Mount Rushmore fascinated my oldest daughter, Natalea, from an early age. I don’t know why. When she was eight or nine years old, my ex-wife and I decided to take a road trip with our kids to Mount Rushmore, but we kept our destination a secret.
So, one summer day, we loaded up the family vehicle. I believe it was a Grand Cherokee because I know this took place before I rolled my Ford Explorer into Boulder Creek during a blizzard. (Shout out to Rick Dirr).

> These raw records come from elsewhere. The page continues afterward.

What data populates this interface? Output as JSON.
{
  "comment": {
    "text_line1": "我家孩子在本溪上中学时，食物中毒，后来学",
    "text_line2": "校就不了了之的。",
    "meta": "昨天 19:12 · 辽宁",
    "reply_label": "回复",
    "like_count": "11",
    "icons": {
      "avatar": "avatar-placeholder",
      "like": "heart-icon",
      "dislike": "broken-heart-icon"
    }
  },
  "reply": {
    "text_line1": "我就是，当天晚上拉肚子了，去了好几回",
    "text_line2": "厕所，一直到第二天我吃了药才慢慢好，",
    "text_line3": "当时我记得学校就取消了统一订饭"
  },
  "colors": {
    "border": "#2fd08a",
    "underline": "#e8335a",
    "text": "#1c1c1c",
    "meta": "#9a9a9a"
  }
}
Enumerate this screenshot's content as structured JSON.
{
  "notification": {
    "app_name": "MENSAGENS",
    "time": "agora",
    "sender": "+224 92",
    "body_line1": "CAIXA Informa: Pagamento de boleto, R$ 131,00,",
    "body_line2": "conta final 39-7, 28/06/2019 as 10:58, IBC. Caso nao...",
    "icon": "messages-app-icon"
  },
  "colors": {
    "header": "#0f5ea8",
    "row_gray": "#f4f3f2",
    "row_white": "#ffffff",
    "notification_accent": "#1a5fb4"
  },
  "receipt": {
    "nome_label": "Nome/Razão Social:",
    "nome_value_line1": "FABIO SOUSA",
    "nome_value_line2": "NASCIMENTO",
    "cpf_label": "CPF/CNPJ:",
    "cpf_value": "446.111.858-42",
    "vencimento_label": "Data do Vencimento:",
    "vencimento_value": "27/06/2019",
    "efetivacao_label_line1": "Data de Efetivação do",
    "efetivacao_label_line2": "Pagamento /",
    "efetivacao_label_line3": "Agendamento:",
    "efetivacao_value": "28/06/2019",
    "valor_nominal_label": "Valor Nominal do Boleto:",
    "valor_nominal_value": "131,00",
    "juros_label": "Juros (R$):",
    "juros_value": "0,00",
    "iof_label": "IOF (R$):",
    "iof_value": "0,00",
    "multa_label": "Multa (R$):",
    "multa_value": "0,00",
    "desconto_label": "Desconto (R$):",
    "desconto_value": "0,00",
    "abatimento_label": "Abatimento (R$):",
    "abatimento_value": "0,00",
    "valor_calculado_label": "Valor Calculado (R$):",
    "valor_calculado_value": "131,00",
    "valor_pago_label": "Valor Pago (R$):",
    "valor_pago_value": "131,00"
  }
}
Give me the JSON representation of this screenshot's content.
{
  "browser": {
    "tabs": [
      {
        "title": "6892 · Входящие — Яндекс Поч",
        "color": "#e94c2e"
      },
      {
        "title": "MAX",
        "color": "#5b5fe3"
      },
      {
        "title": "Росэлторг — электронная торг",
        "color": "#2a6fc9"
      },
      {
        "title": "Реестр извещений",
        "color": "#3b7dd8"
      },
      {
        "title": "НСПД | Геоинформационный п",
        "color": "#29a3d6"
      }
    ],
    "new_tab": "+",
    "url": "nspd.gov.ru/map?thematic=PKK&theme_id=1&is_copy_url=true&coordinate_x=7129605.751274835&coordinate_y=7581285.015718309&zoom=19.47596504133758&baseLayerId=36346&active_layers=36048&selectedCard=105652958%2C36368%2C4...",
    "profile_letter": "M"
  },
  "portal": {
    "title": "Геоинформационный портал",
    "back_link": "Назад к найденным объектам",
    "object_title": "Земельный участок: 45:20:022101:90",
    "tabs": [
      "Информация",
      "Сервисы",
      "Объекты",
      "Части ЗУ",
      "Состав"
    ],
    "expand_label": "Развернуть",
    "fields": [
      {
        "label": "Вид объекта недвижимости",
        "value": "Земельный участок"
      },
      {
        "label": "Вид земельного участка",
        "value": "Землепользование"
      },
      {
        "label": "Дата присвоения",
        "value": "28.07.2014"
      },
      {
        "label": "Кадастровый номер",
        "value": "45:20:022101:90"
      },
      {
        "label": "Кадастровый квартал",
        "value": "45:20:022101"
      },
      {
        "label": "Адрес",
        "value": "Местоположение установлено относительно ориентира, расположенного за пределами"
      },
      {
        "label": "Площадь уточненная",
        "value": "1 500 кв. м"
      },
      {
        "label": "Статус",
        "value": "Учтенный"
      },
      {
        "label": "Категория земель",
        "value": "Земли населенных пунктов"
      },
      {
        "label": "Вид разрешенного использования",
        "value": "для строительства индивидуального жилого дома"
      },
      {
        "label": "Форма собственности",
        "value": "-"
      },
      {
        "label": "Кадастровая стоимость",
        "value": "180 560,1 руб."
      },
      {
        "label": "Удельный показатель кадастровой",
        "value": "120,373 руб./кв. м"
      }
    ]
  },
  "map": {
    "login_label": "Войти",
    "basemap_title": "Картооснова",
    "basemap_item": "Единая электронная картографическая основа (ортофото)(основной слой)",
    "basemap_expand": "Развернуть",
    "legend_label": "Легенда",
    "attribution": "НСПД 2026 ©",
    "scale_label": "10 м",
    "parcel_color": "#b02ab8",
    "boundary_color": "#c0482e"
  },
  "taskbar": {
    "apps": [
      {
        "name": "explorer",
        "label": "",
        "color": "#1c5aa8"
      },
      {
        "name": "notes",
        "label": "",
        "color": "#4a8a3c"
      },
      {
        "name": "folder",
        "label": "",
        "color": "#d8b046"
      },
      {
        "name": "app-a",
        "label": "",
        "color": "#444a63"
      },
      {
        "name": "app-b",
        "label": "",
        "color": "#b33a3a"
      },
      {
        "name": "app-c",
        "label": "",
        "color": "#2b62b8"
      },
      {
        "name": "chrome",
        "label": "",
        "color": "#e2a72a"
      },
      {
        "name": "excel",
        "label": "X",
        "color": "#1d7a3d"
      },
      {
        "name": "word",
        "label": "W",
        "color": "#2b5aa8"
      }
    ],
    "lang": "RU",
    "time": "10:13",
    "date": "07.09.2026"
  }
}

As we headed for the Black Hills, the kids were excited and kept asking where we were going, but each time they asked we just repeated, “It’s a surprise.” To be fair, I tried to give them hints by repeatedly singing, “Now somewhere in the black mining hills of Dakota, there lived a young man named Rocky Raccoon, and one day his woman ran off with another guy, hit young Rocky in the eye.” This may have been a factor in my divorce. Not sure. But I digress.
We stopped at Guernsey State Park in Wyoming for a swim, then continued on to Lusk, which has little to recommend it, though it does have a Sinclair station to offers Coca-Cola products rather than Pepsi products. From there we crossed into South Dakota and drove through Custer State Park. Custer State Park is to buffalo what today’s Republican party is to ignorant people. You see a lot of buffalo when you drive through Custer State Park, and the children enjoyed that.
From there, we began the last leg of our journey. As we got within a few miles of the monument, we turned a corner and for just a second you could see Mount Rushmore between some rock formations before it vanished from sight. Sure enough, Natalea saw it and became extremely excited. “That thing,” she said. “I saw that thing.”
“What thing, Natalea?”
“That thing. That thing with George Jefferson.”
I knew right then I had just heard the funniest thing I would ever hear in my life, and that my life was over because it would all be downhill now. I suppressed my sadness and said, “Oh Natalea, we are one thousand miles away from Mount Rushmore. You must be imagining things.”
“No,” she insisted. “I saw it. I saw that thing.” We eventually arrived at the monument, and the jig was up. The kids knew our destination. Natalea got to see Mount Rushmore.
Natalea had no way of knowing she had confused two American presidents with the star of a TV sitcom than ran for more than ten years. But even at the age of eight she could spell “coffee” correctly. And she never confused 9/11 with 7/11.
Natalea is a geologist now, and maybe that trip to Mount Rushmore had something to do with that. She’s about to begin graduate school. You could say she’s movin’ on up.
As for George Jefferson, why shouldn’t he be on Mount Rushmore? People seriously think Trump should be on it, so George Jefferson would be an a fortiori case. It wasn’t easy for a black man to own a successful dry cleaning chain in New York in the 1970’s. And, as far as I know, George Jefferson was the first person to use the word “honky” on national TV. That’s good enough for me.